Question

Find the work done by a force \[\vec F = x\hat i + xy\hat j\] acting a particle to displace it from point \[O\left( {0,0} \right)\] to\[C\left( {2,2} \right)\].

Answer 1

Hint:Work done is obtained by performing the dot product of Force and displacement of the object. Work done is a scalar quantity. The work done is equal to the magnitude of the force that is multiplied by the distance an object moves in the direction of the force.

Formula Used:
\[d\vec w = \vec F.d\vec s\]
Where:
\[d\vec w\]= The amount of work done
\[\vec F\]= The force applied
\[d\vec s\]= The amount of displacement caused due to the applied force.

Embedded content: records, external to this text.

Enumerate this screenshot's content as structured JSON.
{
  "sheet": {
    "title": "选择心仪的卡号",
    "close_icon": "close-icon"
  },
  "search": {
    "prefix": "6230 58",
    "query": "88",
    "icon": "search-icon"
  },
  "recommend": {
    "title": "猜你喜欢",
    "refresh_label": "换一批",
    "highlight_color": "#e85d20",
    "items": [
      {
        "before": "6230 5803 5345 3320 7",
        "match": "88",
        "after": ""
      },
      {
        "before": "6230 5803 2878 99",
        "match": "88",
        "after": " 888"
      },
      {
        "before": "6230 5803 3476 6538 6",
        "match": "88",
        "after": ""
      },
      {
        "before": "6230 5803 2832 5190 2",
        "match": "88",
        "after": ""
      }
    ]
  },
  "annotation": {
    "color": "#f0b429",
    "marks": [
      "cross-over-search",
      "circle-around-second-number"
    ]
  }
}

Complete step by step solution:
Work done can be defined as work is done, when a force acts on an object and it causes a displacement.
In order to calculate the amount of work done, we require three quantities namely, force, displacement and the angle between force and displacement.
In the given question:
Force, \[\vec F = x\hat i + xy\hat j\]
Let us consider the displacement caused by the object be denoted by\[d\vec s\], such that
\[d\vec s = dx\hat i + dy\hat j\]
Let us consider, force \[\vec F\]causes a small displacement of \[d\vec s\]as a result of which\[d\vec w\].
We know:
\[d\vec w = \vec F.d\vec s\]
Putting the values of \[\vec F\]and\[d\vec s\], we find:
\[d\vec w = \left( {x\hat i + xy\hat j} \right).\left( {dx\hat i + dy\hat j} \right)\]
By solving the dot product, we obtain the following equation:
\[d\vec w = x dx + xy dy\]
Now, we need to integrate\[d\vec w\], to get the work done W, thus on the right hand side, we integrate \[d\vec x\]and \[d\vec y\]within their respective limits.
The points \[O\left( {0,0} \right)\]and \[C\left( {2,2} \right)\]are given, integrating \[d\vec x\] from \[0to2\]and integrating \[d\vec y\]from\[0to2\], in order to get the total work done, we obtain:
\[W = _0^2\smallint xdx + _0^2\smallint xydy\]
Thus, we get:
\[W = 6J\]
This is our required answer.

Note:The SI unit for work done is in joules\[(J)\] as work done is a measure of transfer of energy. The integration done above, is done within the two points O and C, owing to their respective coordinate values. Work being a scalar quantity has only magnitude and no direction.